1st Apr 2018, 02:51 PM
Hard to believe the human in the video was holding onto the frame with bare hands while grinding!

I watched the very talented woodcarvers at Warthers http://thewarthermuseum.com/ using similar techniques with blades. Its all about levering one hand off the other to maintain control of the cut. Not sure how big the learning curve is, but hopefully no sacrifices are needed!

1st Apr 2018, 07:02 PM
I have used my dremel with a cutoff wheel for most of the modifications I have made to frames and typically have done this without a vice.
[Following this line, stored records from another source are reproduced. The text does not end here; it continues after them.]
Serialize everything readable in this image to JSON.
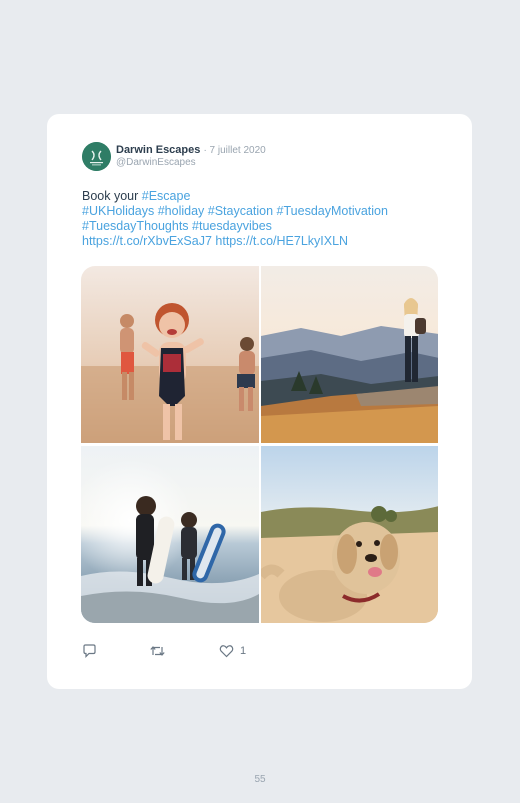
{
  "tweet": {
    "author_name": "Darwin Escapes",
    "date": "· 7 juillet 2020",
    "handle": "@DarwinEscapes",
    "text_prefix": "Book your ",
    "hashtag_escape": "#Escape",
    "hashtags_line2": "#UKHolidays #holiday #Staycation #TuesdayMotivation",
    "hashtags_line3": "#TuesdayThoughts #tuesdayvibes",
    "links_line4": "https://t.co/rXbvExSaJ7 https://t.co/HE7LkyIXLN",
    "like_count": "1",
    "photos": [
      "children-running-beach",
      "hiker-mountain-view",
      "kids-bodyboards-surf",
      "dog-on-beach"
    ]
  },
  "icons": [
    "reply-icon",
    "retweet-icon",
    "heart-icon",
    "brand-logo"
  ],
  "colors": {
    "page_background": "#e8ebef",
    "card_background": "#ffffff",
    "link": "#4aa3df",
    "brand_green": "#2f7d66"
  },
  "page_number": "55"
}
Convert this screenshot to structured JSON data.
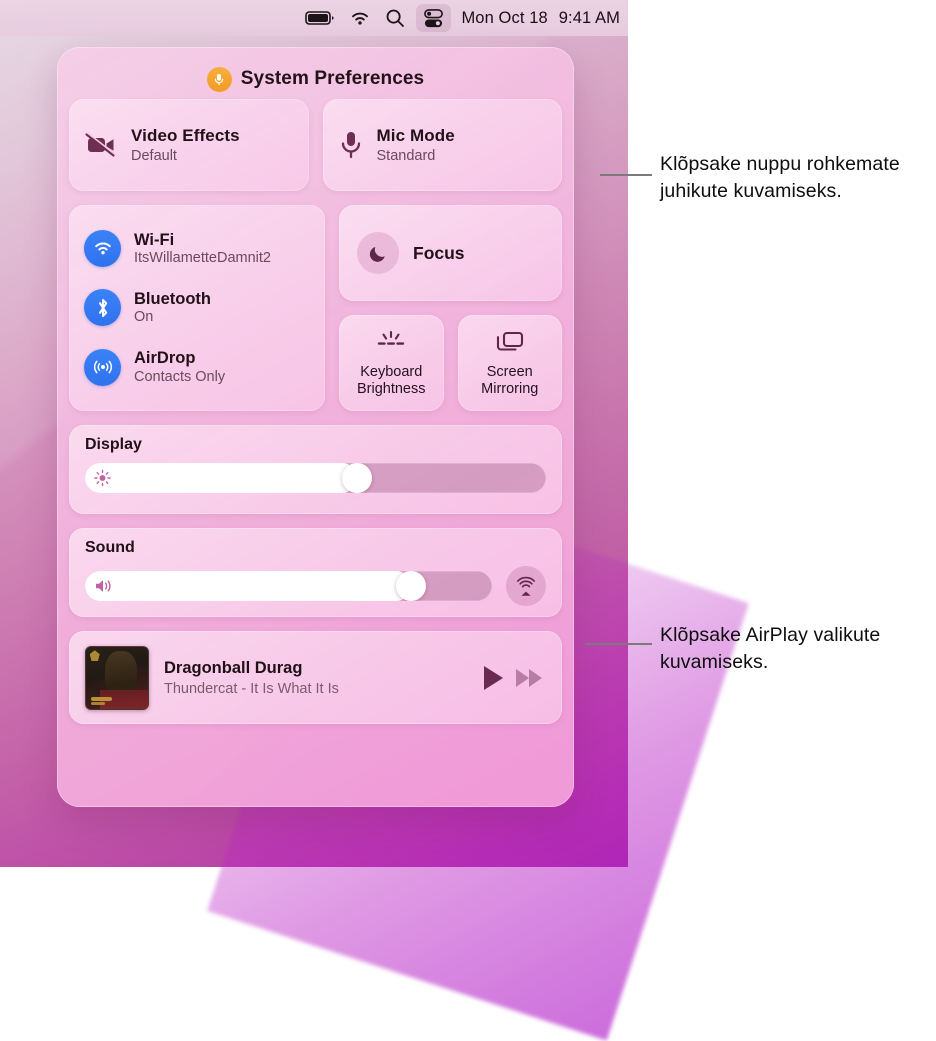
{
  "menubar": {
    "icons": [
      "battery-icon",
      "wifi-icon",
      "search-icon",
      "control-center-icon"
    ],
    "date": "Mon Oct 18",
    "time": "9:41 AM"
  },
  "control_center": {
    "title": "System Preferences",
    "title_badge_icon": "microphone-badge-icon",
    "tiles": [
      {
        "icon": "video-off-icon",
        "title": "Video Effects",
        "subtitle": "Default"
      },
      {
        "icon": "microphone-icon",
        "title": "Mic Mode",
        "subtitle": "Standard"
      }
    ],
    "connectivity": [
      {
        "icon": "wifi-icon",
        "title": "Wi-Fi",
        "subtitle": "ItsWillametteDamnit2"
      },
      {
        "icon": "bluetooth-icon",
        "title": "Bluetooth",
        "subtitle": "On"
      },
      {
        "icon": "airdrop-icon",
        "title": "AirDrop",
        "subtitle": "Contacts Only"
      }
    ],
    "focus": {
      "icon": "moon-icon",
      "label": "Focus"
    },
    "squares": [
      {
        "icon": "keyboard-brightness-icon",
        "label": "Keyboard\nBrightness",
        "line1": "Keyboard",
        "line2": "Brightness"
      },
      {
        "icon": "screen-mirroring-icon",
        "label": "Screen\nMirroring",
        "line1": "Screen",
        "line2": "Mirroring"
      }
    ],
    "display": {
      "label": "Display",
      "icon": "brightness-icon",
      "value": 59
    },
    "sound": {
      "label": "Sound",
      "icon": "speaker-icon",
      "value": 80,
      "airplay_icon": "airplay-audio-icon"
    },
    "now_playing": {
      "title": "Dragonball Durag",
      "subtitle": "Thundercat - It Is What It Is",
      "artwork": "album-artwork",
      "play_icon": "play-icon",
      "forward_icon": "fast-forward-icon"
    }
  },
  "callouts": [
    {
      "text": "Klõpsake nuppu rohkemate juhikute kuvamiseks."
    },
    {
      "text": "Klõpsake AirPlay valikute kuvamiseks."
    }
  ],
  "colors": {
    "accent_blue": "#3b82f6",
    "badge_orange": "#f2a02c",
    "panel_pink": "#f6cee8",
    "icon_plum": "#6e2f52"
  }
}
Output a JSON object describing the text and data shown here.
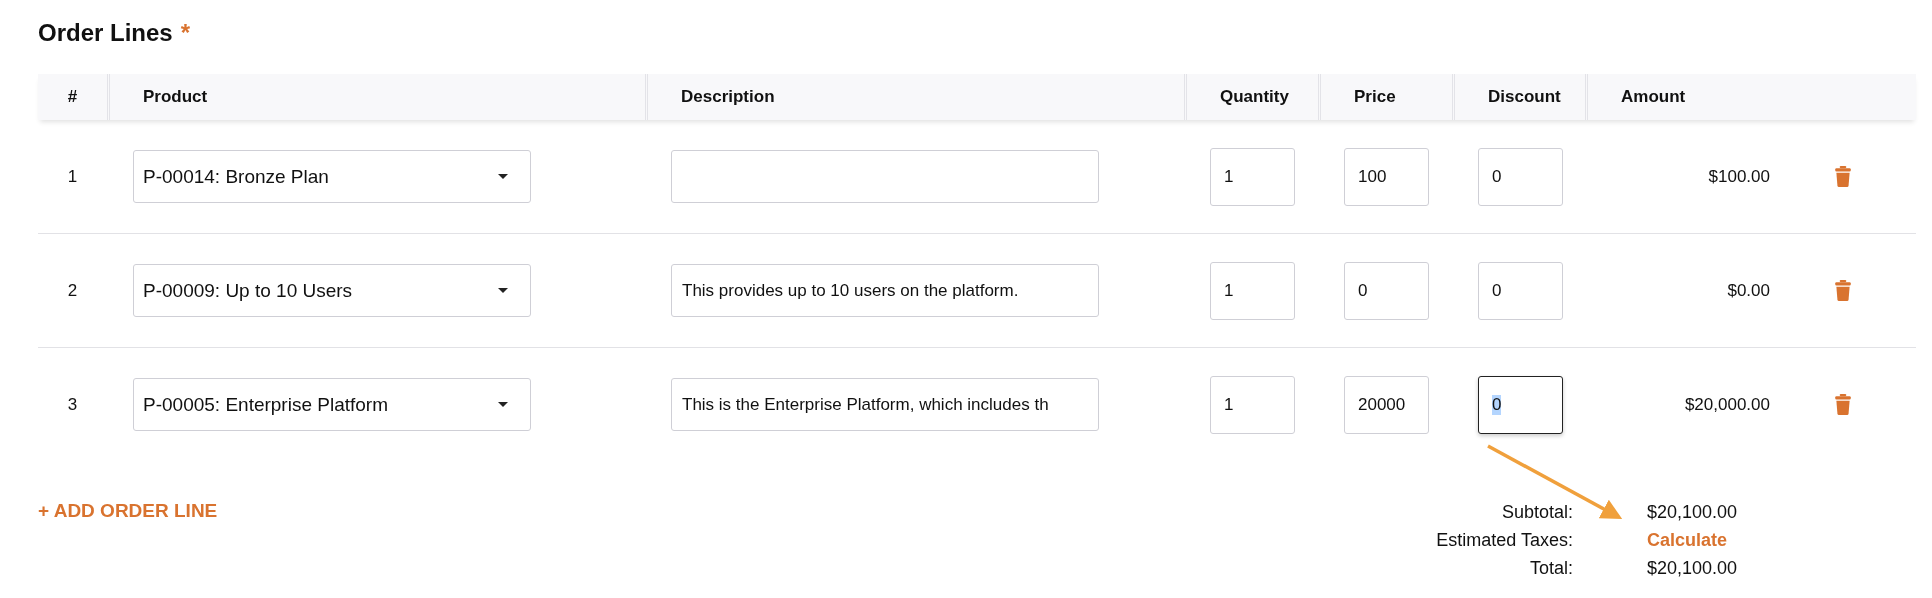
{
  "section": {
    "title": "Order Lines",
    "required_mark": "*"
  },
  "table": {
    "columns": [
      "#",
      "Product",
      "Description",
      "Quantity",
      "Price",
      "Discount",
      "Amount"
    ],
    "rows": [
      {
        "number": "1",
        "product": "P-00014: Bronze Plan",
        "quantity": "1",
        "price": "100",
        "discount": "0",
        "discount_focused": false,
        "amount": "$100.00"
      },
      {
        "number": "2",
        "product": "P-00009: Up to 10 Users",
        "description": "This provides up to 10 users on the platform.",
        "quantity": "1",
        "price": "0",
        "discount": "0",
        "discount_focused": false,
        "amount": "$0.00"
      },
      {
        "number": "3",
        "product": "P-00005: Enterprise Platform",
        "description": "This is the Enterprise Platform, which includes th",
        "quantity": "1",
        "price": "20000",
        "discount": "0",
        "discount_focused": true,
        "amount": "$20,000.00"
      }
    ]
  },
  "add_line": "+ ADD ORDER LINE",
  "totals": [
    {
      "label": "Subtotal:",
      "value": "$20,100.00",
      "kind": "amount"
    },
    {
      "label": "Estimated Taxes:",
      "value": "Calculate",
      "kind": "link"
    },
    {
      "label": "Total:",
      "value": "$20,100.00",
      "kind": "amount"
    }
  ]
}
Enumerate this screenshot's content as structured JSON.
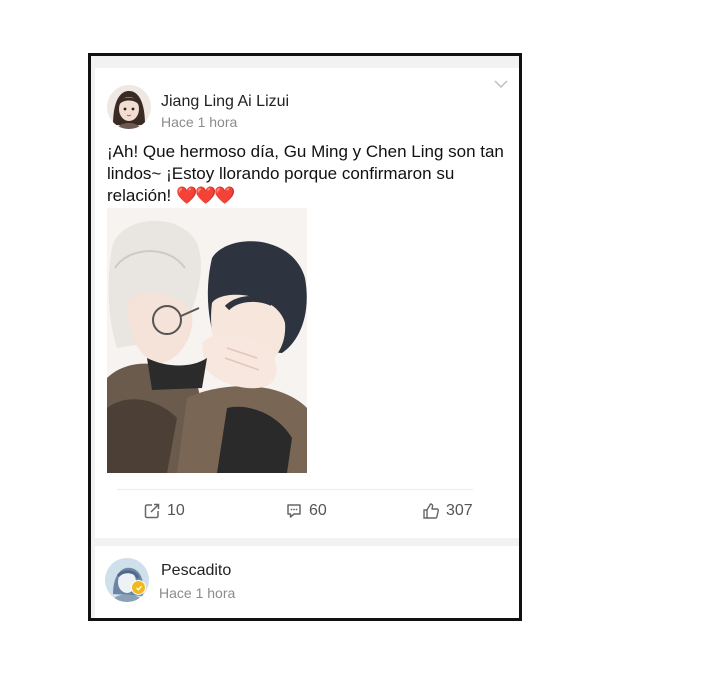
{
  "posts": [
    {
      "author": "Jiang Ling Ai Lizui",
      "time": "Hace 1 hora",
      "text": "¡Ah! Que hermoso día, Gu Ming y Chen  Ling son tan lindos~ ¡Estoy llorando porque confirmaron su relación!",
      "text_emoji": "❤️❤️❤️",
      "actions": {
        "share_count": "10",
        "comment_count": "60",
        "like_count": "307"
      }
    },
    {
      "author": "Pescadito",
      "time": "Hace 1 hora"
    }
  ],
  "icons": {
    "share": "share-icon",
    "comment": "comment-icon",
    "like": "thumbs-up-icon",
    "menu": "chevron-down-icon",
    "verified": "verified-badge-icon"
  },
  "colors": {
    "heart": "#e0263a",
    "badge": "#f2b91c",
    "muted_text": "#8b8b8b"
  }
}
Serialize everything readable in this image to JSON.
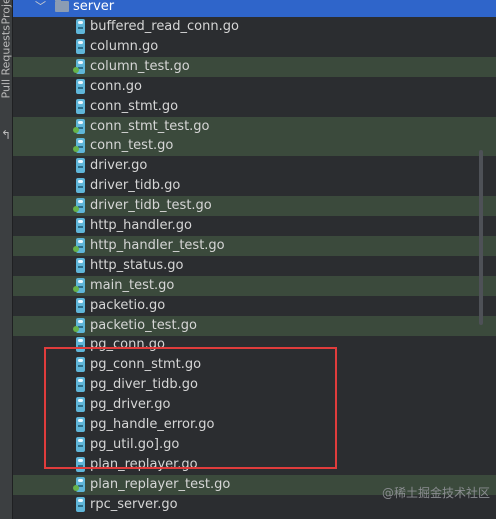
{
  "sidebar": {
    "project_label": "Proje",
    "pull_requests_label": "Pull Requests"
  },
  "tree": {
    "folder": "server",
    "files": [
      {
        "name": "buffered_read_conn.go",
        "test": false
      },
      {
        "name": "column.go",
        "test": false
      },
      {
        "name": "column_test.go",
        "test": true
      },
      {
        "name": "conn.go",
        "test": false
      },
      {
        "name": "conn_stmt.go",
        "test": false
      },
      {
        "name": "conn_stmt_test.go",
        "test": true
      },
      {
        "name": "conn_test.go",
        "test": true
      },
      {
        "name": "driver.go",
        "test": false
      },
      {
        "name": "driver_tidb.go",
        "test": false
      },
      {
        "name": "driver_tidb_test.go",
        "test": true
      },
      {
        "name": "http_handler.go",
        "test": false
      },
      {
        "name": "http_handler_test.go",
        "test": true
      },
      {
        "name": "http_status.go",
        "test": false
      },
      {
        "name": "main_test.go",
        "test": true
      },
      {
        "name": "packetio.go",
        "test": false
      },
      {
        "name": "packetio_test.go",
        "test": true
      },
      {
        "name": "pg_conn.go",
        "test": false
      },
      {
        "name": "pg_conn_stmt.go",
        "test": false
      },
      {
        "name": "pg_diver_tidb.go",
        "test": false
      },
      {
        "name": "pg_driver.go",
        "test": false
      },
      {
        "name": "pg_handle_error.go",
        "test": false
      },
      {
        "name": "pg_util.go].go",
        "test": false
      },
      {
        "name": "plan_replayer.go",
        "test": false
      },
      {
        "name": "plan_replayer_test.go",
        "test": true
      },
      {
        "name": "rpc_server.go",
        "test": false
      }
    ]
  },
  "watermark": "@稀土掘金技术社区",
  "colors": {
    "selection": "#2f65ca",
    "test_row": "#3b4a3c",
    "highlight_box": "#e03c3c"
  }
}
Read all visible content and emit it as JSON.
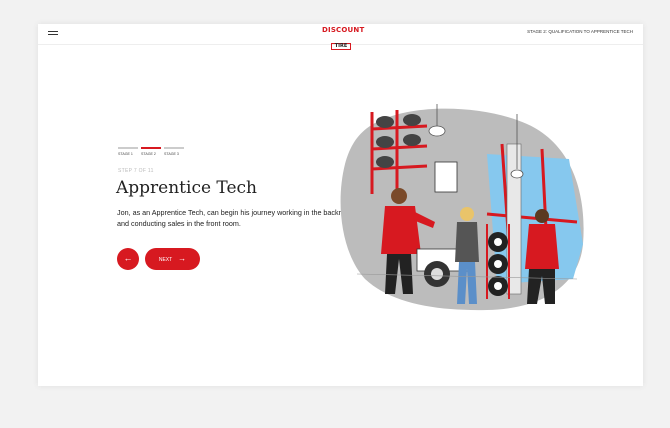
{
  "header": {
    "logo_line1": "DISCOUNT",
    "logo_line2": "TIRE",
    "stage_title": "STAGE 2: QUALIFICATION TO APPRENTICE TECH"
  },
  "progress": {
    "items": [
      {
        "label": "STAGE 1",
        "active": false
      },
      {
        "label": "STAGE 2",
        "active": true
      },
      {
        "label": "STAGE 3",
        "active": false
      }
    ]
  },
  "content": {
    "step": "STEP 7 OF 11",
    "title": "Apprentice Tech",
    "description": "Jon, as an Apprentice Tech, can begin his journey working in the backroom and conducting sales in the front room."
  },
  "buttons": {
    "back_icon": "←",
    "next_label": "NEXT",
    "next_icon": "→"
  },
  "colors": {
    "accent": "#d71920",
    "sky": "#86c8ee"
  }
}
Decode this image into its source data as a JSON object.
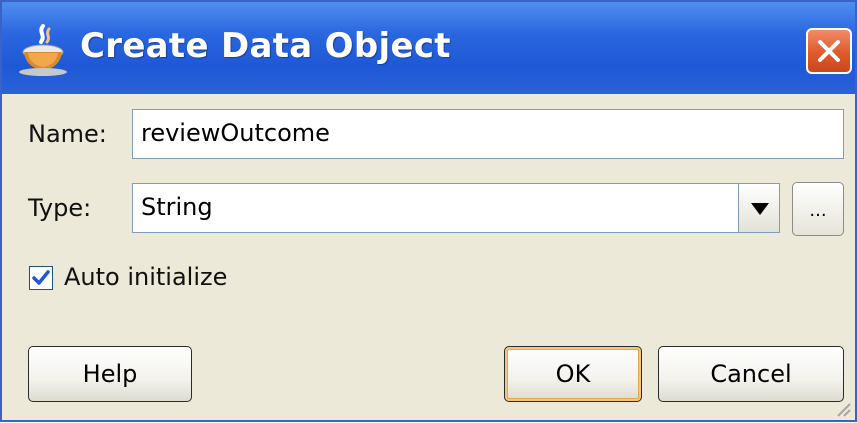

Most of the modifications I have done this way have only required 1 or two cuts, frequently to only half the frame.

As for the basic concept of using a drill press for the work, a milling machine, which is what Aztec uses, is a drill press that can be programmed to very accurately move in 3 dimensions ( raise and lower the head, and move it in the x y plane relative to the work).


1st Apr 2018, 11:35 PM
Caveat: don't apply sideways force with a drill press; the spindles aren't designed for it.

2nd Apr 2018, 01:41 PM
When you use a vice, do the police ever visit? I know you all meant "vise" (didn't you?), but words really do matter.

2nd Apr 2018, 02:14 PM
When you use a vice, do the police ever visit? I know you all meant "vise" (didn't you?), but words really do matter.

Doh! Ummm, Moose's only vice is model railroads... :)

Paul Schmidt
2nd Apr 2018, 03:55 PM
I tried a vice, but I couldn't get into the habit.

2nd Apr 2018, 05:19 PM
Paul Schmidt

Moose not gonna dignify that with a response... :MooseAngry:

Paul Schmidt
2nd Apr 2018, 06:30 PM
Moose2013, I think the anticipation of seeing your Top Secret project is making me giddy.

3rd Apr 2018, 01:38 AM
When you use a vice, do the police ever visit? I know you all meant "vise" (didn't you?), but words really do matter.

It passed the spell checker :D and it is correct British English spelling for the tool.